Friday’s feast of the Epiphany and today’s celebration of the Baptism of Jesus have much in common. Both are experiences of revelation. Both present Christ to the world. Both display the divinity of Christ as a ‘showing forth’ of the Word or Logos. Both express Christ as incarnated and made present amongst us. It is our response to this reality which marks us out as Christian. The challenge we have, as we begin this new year of the Lord 2023 is this: are we going to respond?

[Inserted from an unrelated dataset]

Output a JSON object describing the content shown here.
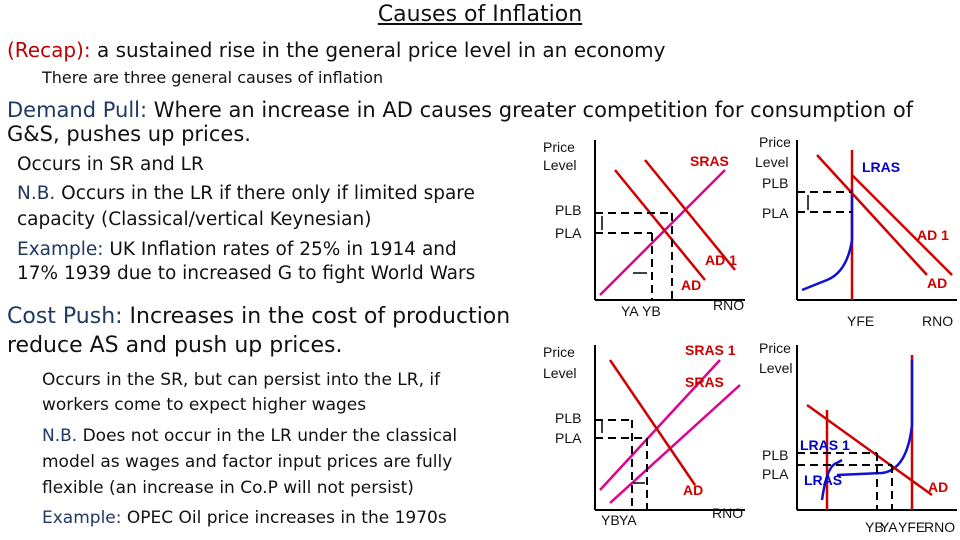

The Epiphany is the great feast of ‘lambent beauty’ as the hymn puts it. The light of Christ shines forth to illuminate and enlighten our minds. The magi came to find the Christ child and having found him, they offer him their gifts. In return they themselves are given something precious which is revealed to them, and the pathway of their lives is changed. Are we able to come to Christ in a similar way? Are we prepared to give to Christ the things we regard as most valuable so that he can in return change them and provide us with a new and more profound pathway of understanding, by showing us how to use them in a different way?
The Baptism of Jesus is a moment of radiance when John is illumined in mind and heart and sees and understands the awesome reality of what is happening. Jesus takes his place with us and alongside us as ‘Emmanuel’, God with us, emerging from the waters of the Jordan to take on the mantle of the Servant of the Lord. The one who will bring forth a new covenant, a light to the nations. Can we see ourselves as taking up this call to be servants to each other and if so in what capacity?
We have a new pathway to walk as our new parish emerges. It will be a pathway along which the treasures and gifts of renewal and recommitment will enrich and strengthen our understanding of how our Christian witness is to be received. Each one of us will have our part to play in this renewal and we must allow the Spirit to stir up in us the desire to make God’s presence known. We must bring our gifts and have them transformed. We must take up the calling which our baptism invokes and shed our reticence, realising that we are beloved by God and endowed with his grace and his truth to proclaim his gospel.
The message of these two great feasts of the Epiphany and the Baptism of Jesus must not pass us by. They must be revealed in us and through us and make each one of us arise and shine out, so that the light of Christ is to be seen, transforming pathways and encouraging us all to walk in the light of the Lord.